Iemand had iets door de wc weggespoeld.
Ze keerde terug naar de kamer en keek naar het dienblad met het theeservies. Ze herinnerde zich dat Anna de kruidenthee eerst goed had laten trekken in die theepot. Dat ze toen drie kopjes had ingeschonken. Dat ze in haar eigen kopje drie lepeltjes suiker had gedaan, wat Maura was opgevallen omdat het zo veel was. Ze tilde het dekseltje van de suikerpot. Hij was leeg.
Waarom had Anna de suiker door het toilet gespoeld?
Op dat moment begon de telefoon op Anna’s bureau te rinkelen. Maura en Julian keken elkaar geschrokken aan. Het was een griezelig idee dat iemand een dode vrouw opbelde.
Maura nam op. ‘Evensong. U spreekt met dr. Isles.’

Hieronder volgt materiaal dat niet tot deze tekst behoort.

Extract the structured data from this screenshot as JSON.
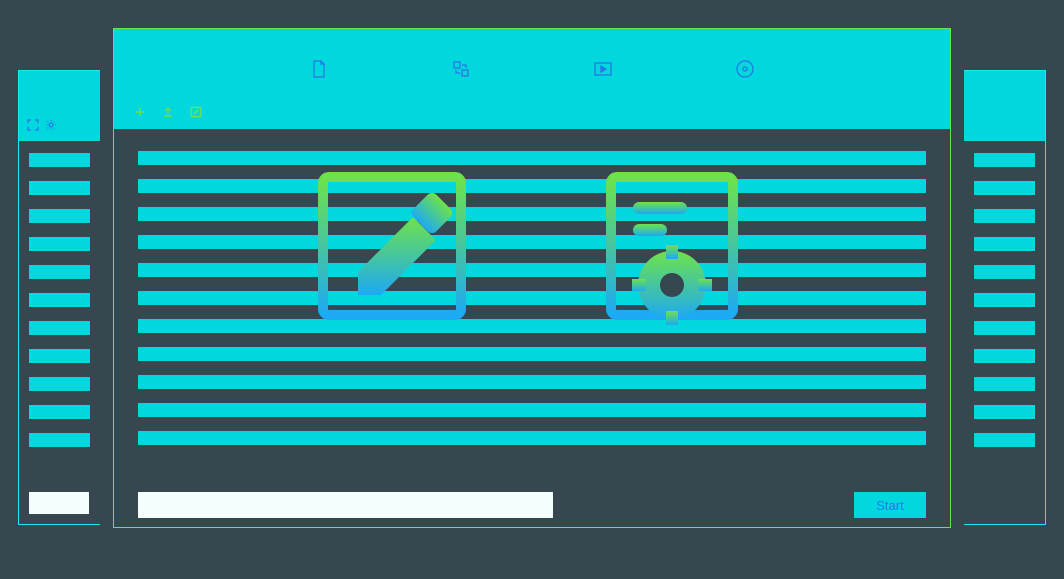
{
  "footer": {
    "start_label": "Start"
  },
  "tabs": {
    "document": "document",
    "convert": "convert",
    "video": "video",
    "disc": "disc"
  },
  "smallbar": {
    "add": "add",
    "upload": "upload",
    "edit": "edit"
  },
  "cards": {
    "edit": "edit-document",
    "settings": "settings-document"
  }
}
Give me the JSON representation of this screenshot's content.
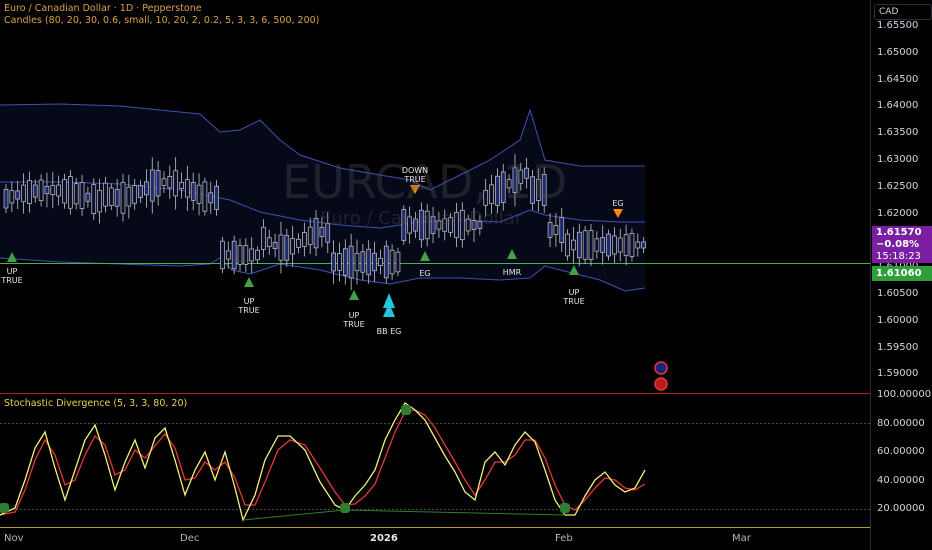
{
  "header": {
    "title": "Euro / Canadian Dollar · 1D · Pepperstone",
    "indicator": "Candles (80, 20, 30, 0.6, small, 10, 20, 2, 0.2, 5, 3, 3, 6, 500, 200)",
    "stochastic": "Stochastic Divergence (5, 3, 3, 80, 20)"
  },
  "watermark": {
    "symbol": "EURCAD, 1D",
    "name": "Euro / Canadian Dollar"
  },
  "currency_button": "CAD",
  "price_axis": [
    "1.65500",
    "1.65000",
    "1.64500",
    "1.64000",
    "1.63500",
    "1.63000",
    "1.62500",
    "1.62000",
    "1.61500",
    "1.61000",
    "1.60500",
    "1.60000",
    "1.59500",
    "1.59000"
  ],
  "stoch_axis": [
    "100.00000",
    "80.00000",
    "60.00000",
    "40.00000",
    "20.00000"
  ],
  "time_axis": [
    {
      "label": "Nov",
      "bold": false
    },
    {
      "label": "Dec",
      "bold": false
    },
    {
      "label": "2026",
      "bold": true
    },
    {
      "label": "Feb",
      "bold": false
    },
    {
      "label": "Mar",
      "bold": false
    }
  ],
  "last_price": {
    "price": "1.61570",
    "change": "−0.08%",
    "countdown": "15:18:23"
  },
  "level_line": {
    "price": "1.61060"
  },
  "signals": [
    {
      "text": [
        "UP",
        "TRUE"
      ]
    },
    {
      "text": [
        "UP",
        "TRUE"
      ]
    },
    {
      "text": [
        "UP",
        "TRUE"
      ]
    },
    {
      "text": [
        "BB EG"
      ]
    },
    {
      "text": [
        "DOWN",
        "TRUE"
      ]
    },
    {
      "text": [
        "EG"
      ]
    },
    {
      "text": [
        "HMR"
      ]
    },
    {
      "text": [
        "UP",
        "TRUE"
      ]
    },
    {
      "text": [
        "EG"
      ]
    }
  ],
  "colors": {
    "bull": "#1e2a6e",
    "bear": "#0c1030",
    "wick": "#c8c8c8",
    "band": "#3f51b5",
    "k_line": "#f5f07a",
    "d_line": "#e53935",
    "level": "#4caf50",
    "divider": "#b71c1c",
    "up_arrow": "#43a047",
    "down_arrow": "#fb8c00",
    "bb_arrow": "#26c6da"
  }
}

‘Waarom heb je me niet teruggebeld?’ vroeg Jane Rizzoli.
‘Moest dat dan?’
‘Heeft dr. Welliver dat niet aan je doorgegeven? Het is al uren geleden. Daarom bel ik nu zelf nog maar een keer, voordat iedereen naar bed is.’

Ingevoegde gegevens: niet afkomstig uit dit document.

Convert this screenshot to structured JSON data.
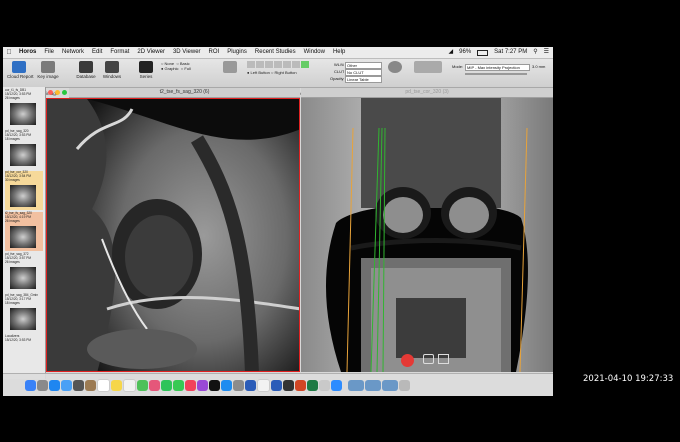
{
  "menubar": {
    "app": "Horos",
    "items": [
      "File",
      "Network",
      "Edit",
      "Format",
      "2D Viewer",
      "3D Viewer",
      "ROI",
      "Plugins",
      "Recent Studies",
      "Window",
      "Help"
    ],
    "battery": "96%",
    "datetime": "Sat 7:27 PM"
  },
  "toolbar": {
    "cloud_report": "Cloud Report",
    "key_image": "Key image",
    "database": "Database",
    "windows": "Windows",
    "series": "Series",
    "annotations": "Annotations",
    "patient": "Patient",
    "mouse_function": "Mouse button function",
    "wlww": "WL/WW & CLUT",
    "two_d3d": "2D/3D",
    "orientation": "Orientation",
    "thick_slab": "Thick Slab",
    "annot_opts": [
      "None",
      "Graphic",
      "Basic",
      "Full"
    ],
    "mouse_opts": [
      "Left Button",
      "Right Button"
    ],
    "wlww_field": "Other",
    "clut_field": "No CLUT",
    "opacity_field": "Linear Table",
    "mode_field": "MIP - Max intensity Projection",
    "mode_label": "Mode:",
    "slab_value": "3.0 mm",
    "wlww_label": "WL/WW:",
    "clut_label": "CLUT:",
    "opacity_label": "Opacity:"
  },
  "viewers": {
    "left_title": "t2_tse_fs_sag_320 (6)",
    "right_title": "pd_tse_cor_320 (3)"
  },
  "sidebar": {
    "thumbs": [
      {
        "name": "cor_t1_fs_DB1",
        "meta": "15/12/20, 3:53 PM",
        "count": "26 images",
        "selected": false
      },
      {
        "name": "pd_tse_sag_320",
        "meta": "15/12/20, 3:53 PM",
        "count": "18 images",
        "selected": false
      },
      {
        "name": "pd_tse_cor_320",
        "meta": "15/12/20, 3:54 PM",
        "count": "30 images",
        "selected": true
      },
      {
        "name": "t2_tse_fs_sag_320",
        "meta": "15/12/20, 4:19 PM",
        "count": "26 images",
        "selected": true
      },
      {
        "name": "pd_fse_sag_372",
        "meta": "15/12/20, 3:57 PM",
        "count": "26 images",
        "selected": false
      },
      {
        "name": "pd_tse_sag_384_Gmin",
        "meta": "15/12/20, 3:17 PM",
        "count": "18 images",
        "selected": false
      },
      {
        "name": "Localizers",
        "meta": "15/12/20, 3:53 PM",
        "count": "",
        "selected": false
      }
    ]
  },
  "status": {
    "timestamp": "2021-04-10 19:27:33"
  },
  "colors": {
    "selection_border": "#e02020",
    "record_button": "#e53935",
    "orange_line": "#e8a33a",
    "green_line": "#31b531"
  },
  "dock": {
    "icons": [
      "finder-icon",
      "launchpad-icon",
      "safari-icon",
      "mail-icon",
      "photos-icon",
      "contacts-icon",
      "calendar-icon",
      "notes-icon",
      "reminders-icon",
      "maps-icon",
      "photos2-icon",
      "facetime-icon",
      "messages-icon",
      "music-icon",
      "podcasts-icon",
      "tv-icon",
      "appstore-icon",
      "prefs-icon",
      "word-icon",
      "chrome-icon",
      "horos-icon",
      "cursor-icon",
      "powerpoint-icon",
      "excel-icon",
      "preview-icon",
      "zoom-icon",
      "folder-icon",
      "folder2-icon",
      "folder3-icon",
      "trash-icon"
    ]
  }
}
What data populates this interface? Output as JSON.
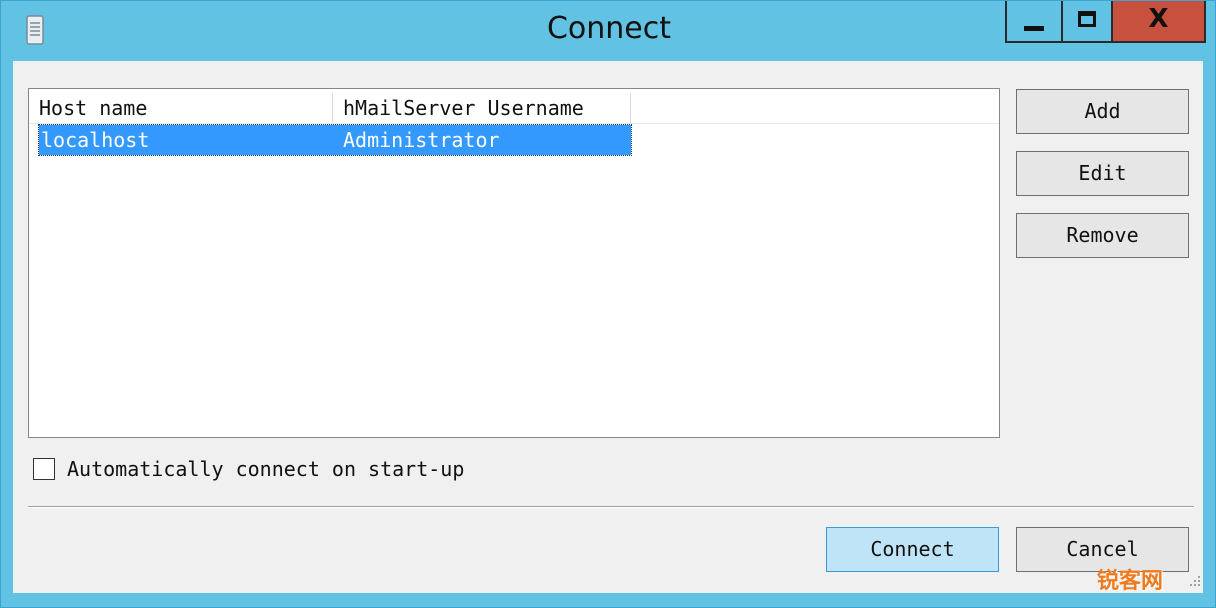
{
  "window": {
    "title": "Connect",
    "icons": {
      "app": "document-icon",
      "minimize": "minimize-icon",
      "maximize": "maximize-icon",
      "close": "close-icon"
    },
    "close_glyph": "X",
    "colors": {
      "titlebar": "#61c2e4",
      "close": "#c7503e",
      "selection": "#3399ff",
      "default_button": "#bfe4f8"
    }
  },
  "server_list": {
    "columns": [
      "Host name",
      "hMailServer Username"
    ],
    "rows": [
      {
        "host": "localhost",
        "username": "Administrator",
        "selected": true
      }
    ]
  },
  "buttons": {
    "add": "Add",
    "edit": "Edit",
    "remove": "Remove",
    "connect": "Connect",
    "cancel": "Cancel"
  },
  "auto_connect": {
    "label": "Automatically connect on start-up",
    "checked": false
  },
  "watermark": "锐客网"
}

‘Heb jij met Anna gesproken? Wanneer?’
‘Om een uur of vijf. Misschien half zes.’
‘Jane, er is hier iets afgrijselijks gebeurd…’
‘Toch niet met Teddy?’
‘Nee, niet met Teddy.’
‘Wat dan?’
‘Anne Welliver is dood. Het ziet eruit als zelfmoord. Ze is van het dak gesprongen.’

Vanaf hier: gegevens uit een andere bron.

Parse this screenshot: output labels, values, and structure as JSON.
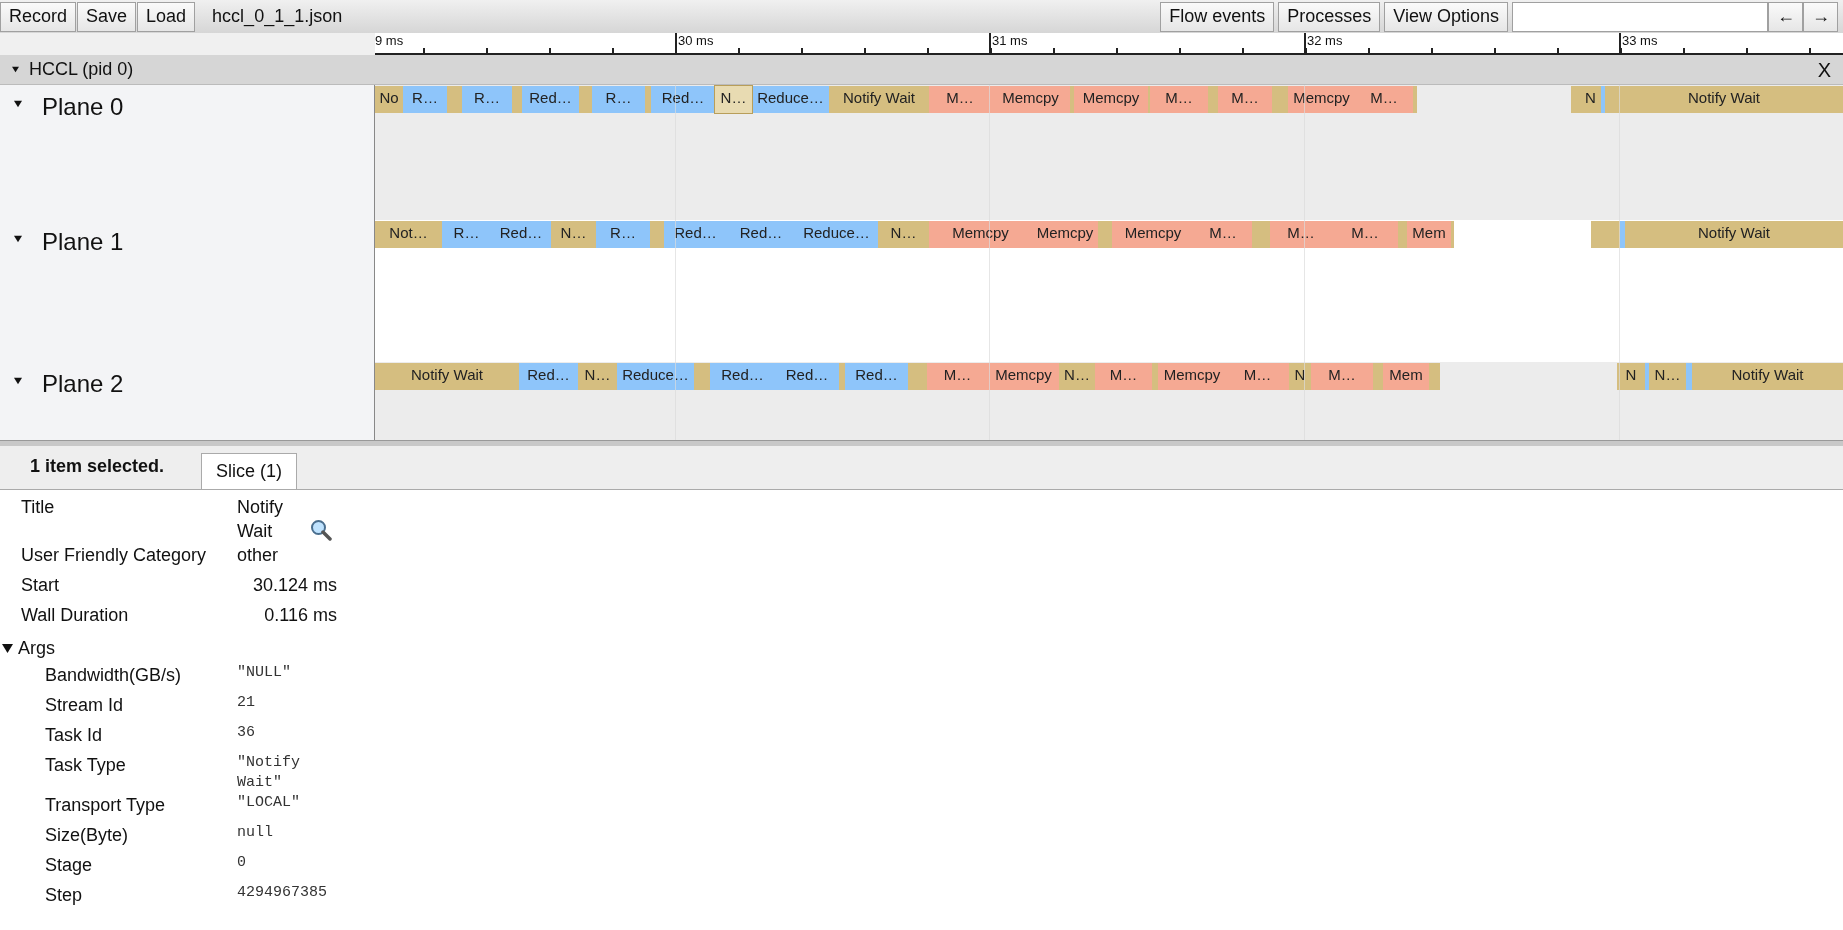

Daarop volgde een lange pauze. Maura hoorde op de achtergrond het geluid van de tv, stromend water, vaatwerk. Huiselijke geluiden waardoor ze opeens haar eigen huis en haar eigen keuken miste.
‘Jezus,’ stamelde Jane uiteindelijk.
Maura keek weer in de suikerpot. Ze beeldde zich in hoe Anna die boven de wc omkeerde en naar deze kamer terugkeerde. Hoe ze de deur naar de torenomloop opendeed en naar buiten ging om de korte wandeling naar de eeuwigheid te maken.
‘Waarom heeft ze zelfmoord gepleegd?’ vroeg Jane.
Maura staarde nog steeds naar de lege suikerpot. Toen zei ze: ‘Ik ben er niet van overtuigd dat het zelfmoord was.’
22
‘Weet u zeker dat u erbij wilt blijven, dr. Isles?’
Ze stonden in de kleedkamer van de autopsiezaal, tussen kasten vol handschoenen, mondmaskers en schoenbeschermers. Maura had al een chirurgenpak aangetrokken en duwde nu haar haar onder het papieren mutsje.
‘Ik zal u al mijn bevindingen toesturen,’ zei dr. Owen. ‘En ik zal een volledig toxicologisch onderzoek laten uitvoeren, zoals u hebt geadviseerd. U bent uiteraard van harte welkom, maar het lijkt mij dat…’
‘Ik ben hier niet om te snijden, maar om te kijken, Emma,’ zei Maura. ‘Dit is jouw mortuarium.’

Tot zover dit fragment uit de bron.